Hold your nose to its orange-blossom scented elements of class tourism (it’s written in perfect Italian even though it purports to be both the language and music of the groveling and largely illiterate Sicilian peasants it showcases).
Its libretto is inspired by a Giovanni Verga short story, masterful, yet is so stereotypical as to end on the line, “The blood gurgled foaming in his throat, and he could not even utter: ‘Ah, mamma mia!’” and then Mascagni ups the (puts fingers together and shakes hands) Italian factor by ten by peppering in a no-nonsense elderly tavern owner, so much wine, and an entire religious procession.

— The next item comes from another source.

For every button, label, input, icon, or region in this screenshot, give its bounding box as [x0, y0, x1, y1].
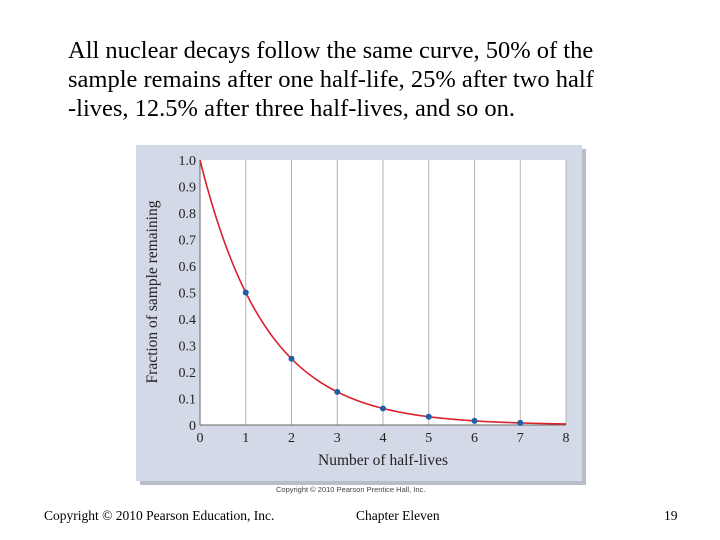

I love how Giuseppe Giacosa took what was essentially a five-page-long, economically-driven domestic drama between a handful of people and then exploded it into a piazza for everyone to see. What’s more, Giacosa’s 1884 theatrical version of the story, Popular Scenes from Cavalleria Rusticana, actually shows very few of the scenes actually mentioned from Verga. My absolute favorite part about that staging is that the first performance featured Eleonora Duse in her breakout role as Santuzza. It’s an opera where you can taste the love the creative team put into it.
My affection for the piece, both sentimental and critical, knows no bounds. Is there any other opera in the standard rep so unpretentious, so blithely aware yet indifferent to its own parodistic nature? It’s about as ethnographic as a book of hand-tinted postcards that smell distantly of oregano, but seizes opera’s buzzwords like Love! Betrayal! and Seduction! and unspools them with a mercuriality that never fails to always enthrall. It gets through a day’s worth of plot in an hour and its abruptness always works in its favor. The music swells like a mediocre Easter bread in the oven – an insieme of glorious, over-proofed knobs with some colorful nonpareils sprinkled on top.
Its big plot points might jibe with the often-paired Pagliacci, but I find their tones to be dissimilar; Pag is way more recherché. A little more intellectual? We’ll give it that, but I will take an atomic “A te, la mala Pasqua!” over “a stanotte e per sempre tua!” literally any day. I roll my eyes every time “Vesti la giubba} starts. But every time Turiddu starts singing? I lean forward in my seat. And also, like, it’s 2020 – who really wants to watch something about clowns?
You gotta admire how it brings out the best in its performers. I mean, all the way back to the recording with Mascagni himself conducting with a fire-spitting Lina Bruna Rasa, this opera is well-represented on recording. Hell, even the least-likely Santuzza, Jessye Norman, has something magisterially wrathful to say in mp3 format.
That said, the live performances of Cav are consistently better than studio ones – The Callas/DiStefano one has the unideal yet not unusual feeling of Cavalleria-in-a-vacuum (though Tebaldi’s idiosynchratic studio recording with Suor Angelica actually first attuned me to her artistry).
But there are so many great options – you can hardly go wrong, and could certainly do worse than the recently-released Pentatone recording which features performances of eloquent fury from both Melody Moore and Brian Jadge and singing from the Rundfunkchor Leipzig that sounds way more polished than it should.
Santuzza spoke too soon and Easter this year turned out strange indeed. Mascagni highlighted that idea and, instead of eggs and chocolate, gave us hymns and chaos. From the comfort and confinement of our own homes, I can only wish the same for all of you.